Andreas Rheinhardt June 11, 2022, 8:14 p.m. UTC | #1
Andreas Rheinhardt:
> x64 requires MMX, MMXEXT, SSE and SSE2; yet there is no shortage
> of code like the following:
> 
>     if (EXTERNAL_MMX(cpu_flags)) {
>         c->ssd_int8_vs_int16 = ff_ssd_int8_vs_int16_mmx;
>     }
>     if (EXTERNAL_SSE2(cpu_flags)) {
>         c->ssd_int8_vs_int16 = ff_ssd_int8_vs_int16_sse2;
>     }
> 
> Given that SSE2 is always present on x64, the only way
> for the mmx version to be chosen in the above example
> is if SSE2 has been disabled either at compile-time
> or at runtime, i.e. it is never used unless one shoots
> oneself in the foot.
> This patchset therefore disables such functions for x64
> by #if'ing them away; x86 has not been affected. This
> saves about 140KB.
> 
> (Another way to handle this would be to remove every function
> that would be overridden if one had a processor capable of
> MMX, MMXEXT, SSE and SSE2. x86 processors not fulfilling
> this requirement (which are truely ancient nowadays)

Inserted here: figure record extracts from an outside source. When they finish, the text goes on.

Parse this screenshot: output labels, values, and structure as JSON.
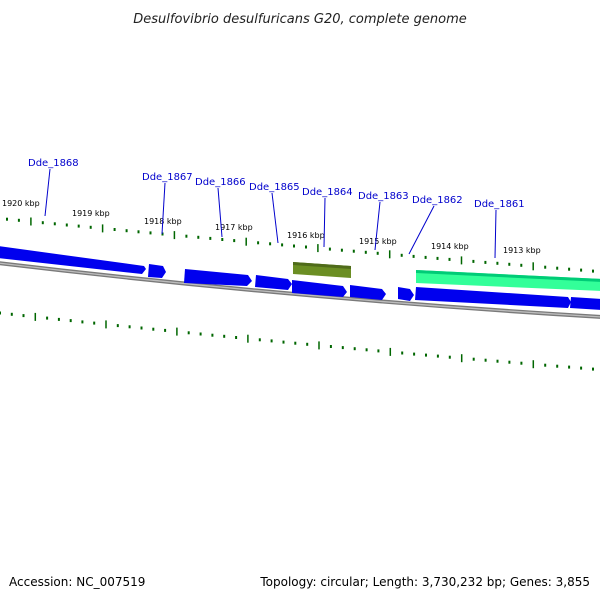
{
  "title": "Desulfovibrio desulfuricans G20, complete genome",
  "footer": {
    "accession": "Accession: NC_007519",
    "summary": "Topology: circular; Length: 3,730,232 bp; Genes: 3,855"
  },
  "colors": {
    "gene_default": "#0000ee",
    "gene_selected": "#6b8e23",
    "gene_highlight": "#33ff99",
    "backbone": "#777777",
    "tick": "#006600",
    "label": "#0000cc",
    "callout": "#0000cc"
  },
  "kbp_labels": [
    {
      "text": "1920 kbp"
    },
    {
      "text": "1919 kbp"
    },
    {
      "text": "1918 kbp"
    },
    {
      "text": "1917 kbp"
    },
    {
      "text": "1916 kbp"
    },
    {
      "text": "1915 kbp"
    },
    {
      "text": "1914 kbp"
    },
    {
      "text": "1913 kbp"
    }
  ],
  "gene_labels": [
    {
      "text": "Dde_1868"
    },
    {
      "text": "Dde_1867"
    },
    {
      "text": "Dde_1866"
    },
    {
      "text": "Dde_1865"
    },
    {
      "text": "Dde_1864"
    },
    {
      "text": "Dde_1863"
    },
    {
      "text": "Dde_1862"
    },
    {
      "text": "Dde_1861"
    }
  ]
}
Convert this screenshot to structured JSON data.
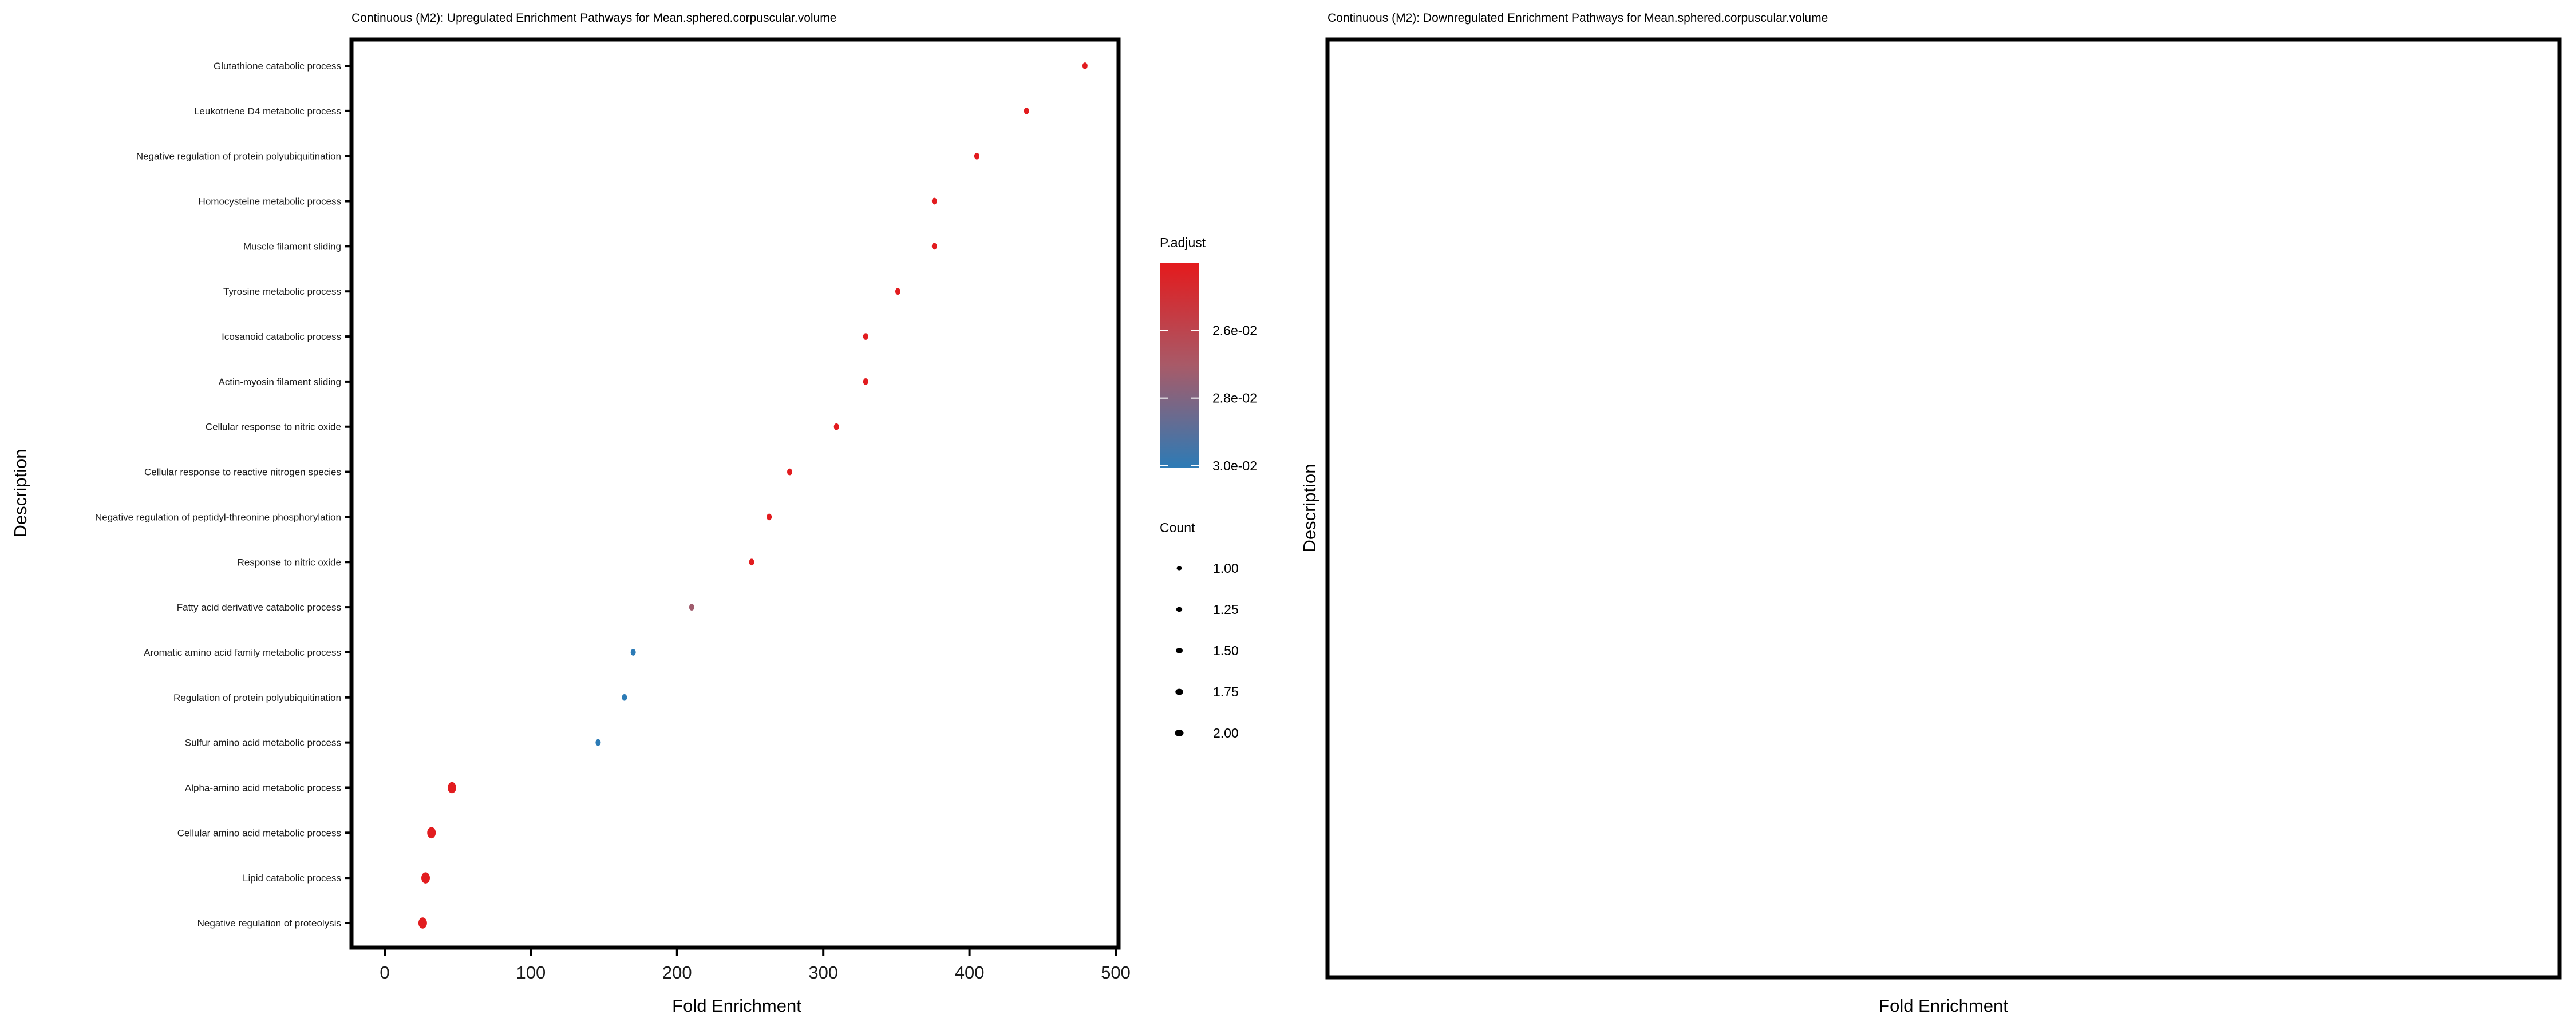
{
  "chart_data": [
    {
      "type": "scatter",
      "title": "Continuous (M2): Upregulated Enrichment Pathways for Mean.sphered.corpuscular.volume",
      "xlabel": "Fold Enrichment",
      "ylabel": "Description",
      "xlim": [
        -25,
        505
      ],
      "xticks": [
        "0",
        "100",
        "200",
        "300",
        "400",
        "500"
      ],
      "grid": false,
      "legend_position": "right",
      "categories": [
        "Glutathione catabolic process",
        "Leukotriene D4 metabolic process",
        "Negative regulation of protein polyubiquitination",
        "Homocysteine metabolic process",
        "Muscle filament sliding",
        "Tyrosine metabolic process",
        "Icosanoid catabolic process",
        "Actin-myosin filament sliding",
        "Cellular response to nitric oxide",
        "Cellular response to reactive nitrogen species",
        "Negative regulation of peptidyl-threonine phosphorylation",
        "Response to nitric oxide",
        "Fatty acid derivative catabolic process",
        "Aromatic amino acid family metabolic process",
        "Regulation of protein polyubiquitination",
        "Sulfur amino acid metabolic process",
        "Alpha-amino acid metabolic process",
        "Cellular amino acid metabolic process",
        "Lipid catabolic process",
        "Negative regulation of proteolysis"
      ],
      "fold_enrichment": [
        479,
        439,
        405,
        376,
        376,
        351,
        329,
        329,
        309,
        277,
        263,
        251,
        210,
        170,
        164,
        146,
        46,
        32,
        28,
        26
      ],
      "p_adjust": [
        0.0241,
        0.0241,
        0.0241,
        0.0241,
        0.0241,
        0.0241,
        0.0241,
        0.0241,
        0.0241,
        0.0241,
        0.0241,
        0.0241,
        0.0272,
        0.03,
        0.03,
        0.03,
        0.0241,
        0.0241,
        0.0241,
        0.0241
      ],
      "count": [
        1,
        1,
        1,
        1,
        1,
        1,
        1,
        1,
        1,
        1,
        1,
        1,
        1,
        1,
        1,
        1,
        2,
        2,
        2,
        2
      ],
      "color_legend": {
        "title": "P.adjust",
        "range": [
          0.024,
          0.03
        ],
        "ticks": [
          0.026,
          0.028,
          0.03
        ],
        "tick_labels": [
          "2.6e-02",
          "2.8e-02",
          "3.0e-02"
        ],
        "low_color": "#E41A1C",
        "high_color": "#2C7BB6"
      },
      "size_legend": {
        "title": "Count",
        "values": [
          1.0,
          1.25,
          1.5,
          1.75,
          2.0
        ],
        "labels": [
          "1.00",
          "1.25",
          "1.50",
          "1.75",
          "2.00"
        ]
      }
    },
    {
      "type": "scatter",
      "title": "Continuous (M2): Downregulated Enrichment Pathways for Mean.sphered.corpuscular.volume",
      "xlabel": "Fold Enrichment",
      "ylabel": "Description",
      "categories": [],
      "fold_enrichment": []
    }
  ]
}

> would still work, but would be slower, i.e. they would be treated
> as second-class citizens. This would have the advantage of
> avoiding #ifs and would lighten x86 binaries of code that is
> not used at all by the overwhelming majority of users.

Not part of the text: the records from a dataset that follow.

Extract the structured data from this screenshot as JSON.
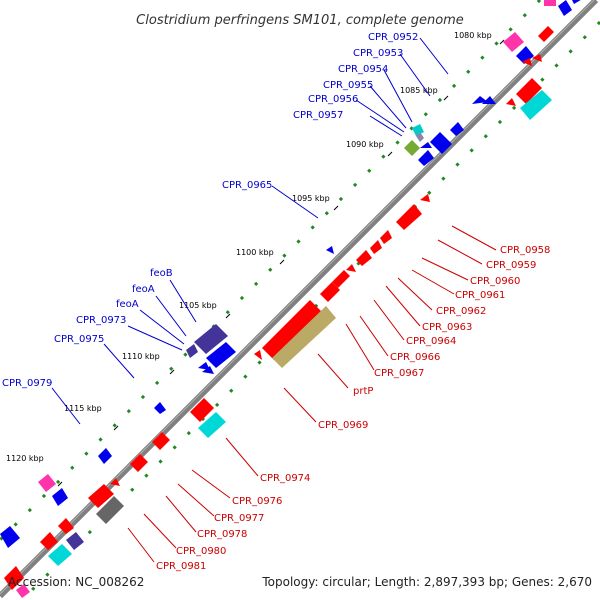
{
  "title": "Clostridium perfringens SM101, complete genome",
  "footer": {
    "accession": "Accession: NC_008262",
    "summary": "Topology: circular; Length: 2,897,393 bp; Genes: 2,670"
  },
  "colors": {
    "backbone": "#808080",
    "forward_label": "#0000cc",
    "reverse_label": "#cc0000",
    "gene_red": "#ff0000",
    "gene_blue": "#0000ee",
    "gene_cyan": "#00e0e0",
    "gene_magenta": "#ff33aa",
    "gene_navy": "#443399",
    "gene_olive": "#bbaa66",
    "gene_gray": "#666666",
    "gene_green": "#77aa33",
    "dot_green": "#228822"
  },
  "ticks": [
    "1080 kbp",
    "1085 kbp",
    "1090 kbp",
    "1095 kbp",
    "1100 kbp",
    "1105 kbp",
    "1110 kbp",
    "1115 kbp",
    "1120 kbp"
  ],
  "forward_labels": [
    "CPR_0952",
    "CPR_0953",
    "CPR_0954",
    "CPR_0955",
    "CPR_0956",
    "CPR_0957",
    "CPR_0965",
    "feoB",
    "feoA",
    "feoA",
    "CPR_0973",
    "CPR_0975",
    "CPR_0979"
  ],
  "reverse_labels": [
    "CPR_0958",
    "CPR_0959",
    "CPR_0960",
    "CPR_0961",
    "CPR_0962",
    "CPR_0963",
    "CPR_0964",
    "CPR_0966",
    "CPR_0967",
    "prtP",
    "CPR_0969",
    "CPR_0974",
    "CPR_0976",
    "CPR_0977",
    "CPR_0978",
    "CPR_0980",
    "CPR_0981"
  ]
}
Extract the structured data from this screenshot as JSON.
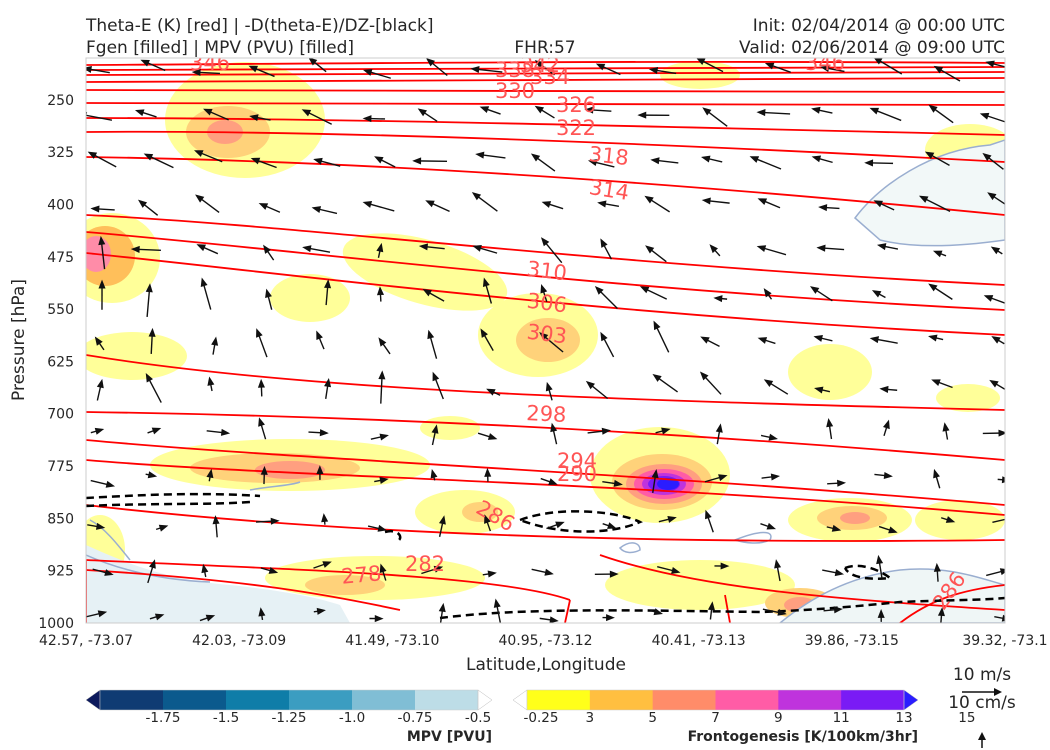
{
  "title": {
    "left_line1": "Theta-E (K) [red] | -D(theta-E)/DZ-[black]",
    "left_line2": "Fgen [filled] | MPV (PVU) [filled]",
    "center": "FHR:57",
    "right_line1": "Init: 02/04/2014 @ 00:00 UTC",
    "right_line2": "Valid: 02/06/2014 @ 09:00 UTC"
  },
  "colors": {
    "theta_e": "#ff0000",
    "theta_label": "#ff5555",
    "neg_dthetae_dz": "#000000",
    "mpv_contour": "#9aaed0",
    "vector": "#111111"
  },
  "chart_data": {
    "type": "cross-section",
    "xlabel": "Latitude,Longitude",
    "ylabel": "Pressure [hPa]",
    "x_ticks": [
      "42.57, -73.07",
      "42.03, -73.09",
      "41.49, -73.10",
      "40.95, -73.12",
      "40.41, -73.13",
      "39.86, -73.15",
      "39.32, -73.1"
    ],
    "y_ticks": [
      250,
      325,
      400,
      475,
      550,
      625,
      700,
      775,
      850,
      925,
      1000
    ],
    "ylim": [
      1000,
      190
    ],
    "theta_e_labels": [
      "346",
      "338",
      "342",
      "334",
      "330",
      "326",
      "322",
      "318",
      "314",
      "310",
      "306",
      "303",
      "298",
      "294",
      "290",
      "286",
      "282",
      "278",
      "346",
      "286"
    ],
    "colorbars": [
      {
        "name": "MPV [PVU]",
        "ticks": [
          "-1.75",
          "-1.5",
          "-1.25",
          "-1.0",
          "-0.75",
          "-0.5",
          "-0.25"
        ],
        "colors": [
          "#0d1a5c",
          "#0f3b73",
          "#0b5a8d",
          "#0f7da8",
          "#3b9dc1",
          "#80bed5",
          "#bddde7",
          "#ffffff"
        ]
      },
      {
        "name": "Frontogenesis [K/100km/3hr]",
        "ticks": [
          "3",
          "5",
          "7",
          "9",
          "11",
          "13",
          "15"
        ],
        "colors": [
          "#ffffff",
          "#ffff1a",
          "#ffbf40",
          "#ff8c69",
          "#ff5ca6",
          "#bf33dd",
          "#7a1bf5",
          "#2b1dff"
        ]
      }
    ],
    "wind_reference": [
      "10 m/s",
      "10 cm/s"
    ]
  }
}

> I'll update this patchset if it is preferred to do it that way.)
> 

I have now implemented this other way mentioned above (i.e. removing
stuff that is overridden if SSE2 is available altogether also for
x86-32); the result can be seen here:
https://github.com/mkver/FFmpeg/commits/mmx2
I prefer this to the old version because of the reduced complexity which
dwarfs the potential to slow down some ancient systems a bit (if these
ancient systems use an up-to-date FFmpeg which is quite unlikely).

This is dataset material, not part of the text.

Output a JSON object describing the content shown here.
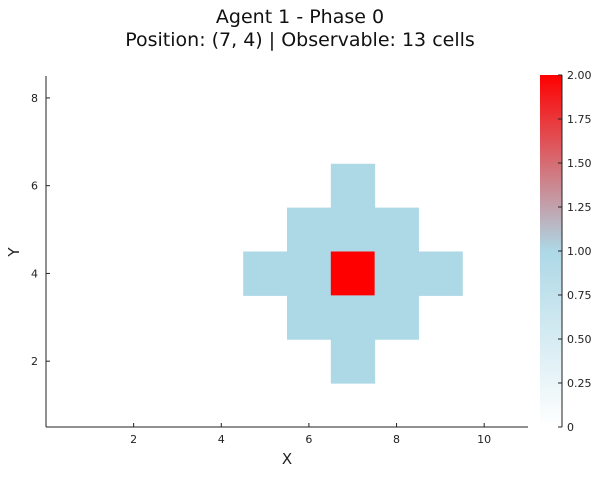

Furthermore, some of the MMX scale functions that are removed are
buggy/not bixexact. See
https://github.com/mkver/FFmpeg/commit/c5513ad962100040601b5eba0042692a740ac50a
(or shall I post these patches?)
Is anyone against this removal?

- Andreas
Andreas Rheinhardt June 20, 2022, 11:16 a.m. UTC | #2
Andreas Rheinhardt:
> Andreas Rheinhardt:
>> x64 requires MMX, MMXEXT, SSE and SSE2; yet there is no shortage
>> of code like the following:
>>
>>     if (EXTERNAL_MMX(cpu_flags)) {
>>         c->ssd_int8_vs_int16 = ff_ssd_int8_vs_int16_mmx;
>>     }
>>     if (EXTERNAL_SSE2(cpu_flags)) {
>>         c->ssd_int8_vs_int16 = ff_ssd_int8_vs_int16_sse2;
>>     }
>>
>> Given that SSE2 is always present on x64, the only way
>> for the mmx version to be chosen in the above example
>> is if SSE2 has been disabled either at compile-time
>> or at runtime, i.e. it is never used unless one shoots
>> oneself in the foot.
>> This patchset therefore disables such functions for x64
>> by #if'ing them away; x86 has not been affected. This
>> saves about 140KB.
>>
>> (Another way to handle this would be to remove every function
>> that would be overridden if one had a processor capable of
>> MMX, MMXEXT, SSE and SSE2. x86 processors not fulfilling
>> this requirement (which are truely ancient nowadays)
>> would still work, but would be slower, i.e. they would be treated
>> as second-class citizens. This would have the advantage of
>> avoiding #ifs and would lighten x86 binaries of code that is
>> not used at all by the overwhelming majority of users.
>> I'll update this patchset if it is preferred to do it that way.)
>>
> 
> I have now implemented this other way mentioned above (i.e. removing
> stuff that is overridden if SSE2 is available altogether also for
> x86-32); the result can be seen here:
> https://github.com/mkver/FFmpeg/commits/mmx2
> I prefer this to the old version because of the reduced complexity which
> dwarfs the potential to slow down some ancient systems a bit (if these
> ancient systems use an up-to-date FFmpeg which is quite unlikely).
> Furthermore, some of the MMX scale functions that are removed are
> buggy/not bixexact. See
> https://github.com/mkver/FFmpeg/commit/c5513ad962100040601b5eba0042692a740ac50a
> (or shall I post these patches?)
> Is anyone against this removal?
> 

Given that no one was against removing these old functions, but several
people (on IRC) supported the idea I will go ahead and do it. I will
apply https://github.com/mkver/FFmpeg/commits/mmx3 (an updated and
extended version of the branch linked to above) in two days unless there
are objections.
(I can also send this to the mailing list if desired.)

- Andreas